Wednesday, March 9, 2011

Secretary of State Gessler and Rep. Holbert introduce another citizenship verification bill

Following the defeat of legislation in the senate requiring proof of citizenship before registering to vote, Secretary of State Scott Gessler and State Representative Chris Holbert (R-Parker) unveiled legislation Tuesday, aimed at verifying citizenship for voters who may be non-citizens.

“Currently, the state verifies everything on the voter registration form, except citizenship,” Holbert said. “This is a common sense solution that allows the state to compare our list with other state and federal databases like we already do with the departments of Revenue, Corrections or Public Health and Environment.”

Gessler’s office released a study using data from the Department of Revenue and the state’s voter registration system that resulted in thousands of potential matches of non-citizens on the state’s voter rolls. Since 2006, Colorado residents seeking a state driver’s license or identification card must show proof of lawful presence in the United States. Though most residents show proof of citizenship, some non-citizens show other documents allowing them to live and work in the country legally. Gessler compared those residents that showed a work visa or similar document against the state’s voter rolls to identify potential non-citizens registered using a state-issued identification card.

“Fact is, my office has every reason to believe that thousands of non-citizens are registered to vote in Colorado,” Gessler said. “Though the opponents of this bill want us to look the other way or bury our heads in the sand, House Bill 1252 will allow us to inquire for more information using public databases.”
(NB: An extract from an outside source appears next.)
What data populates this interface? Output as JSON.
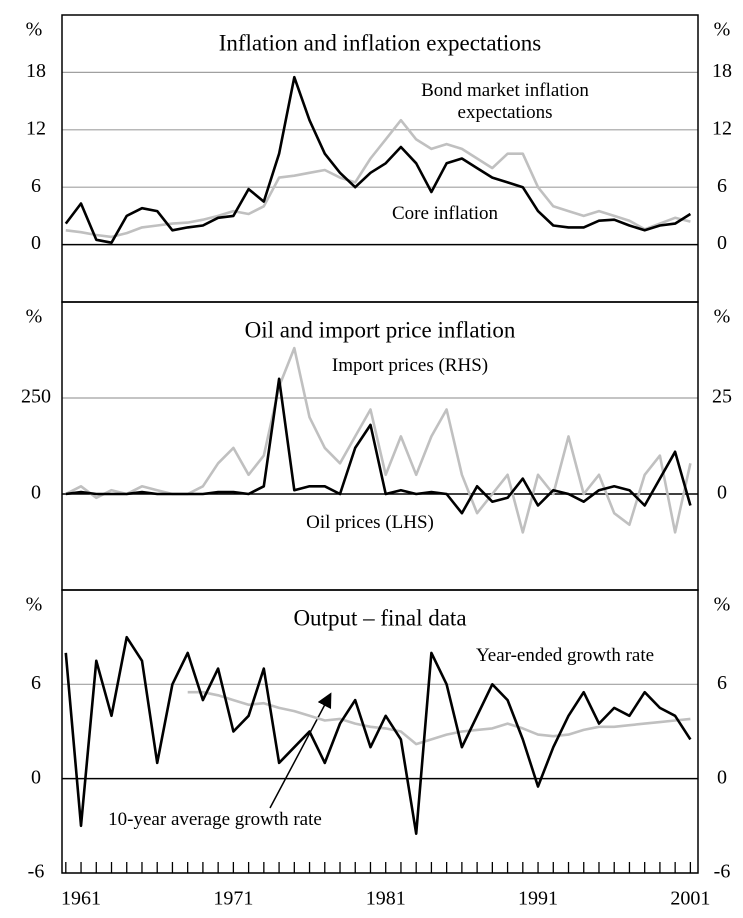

The legislation would permit the Secretary of State’s office to compare the voter rolls with databases like jury recusal lists or other federal databases showing lawful presence versus citizenship. Evidence suggesting a lack of citizenship would prompt the Secretary of State’s office to send notice to these voters requesting proof of citizenship. If no proof was presented after 90 days, these voters would remain on the rolls with an incomplete status.

“Instead of handing this information over to law enforcement, I believe this is a better approach to keeping the integrity of our rolls,” Gessler said. “For voters who erroneously registered to vote, Colorado should send a letter in the mail rather than law enforcement to their doorstep.”

HB-1252 will get its first hearing Wednesday afternoon in the House State, Veterans and Military Affairs Committee.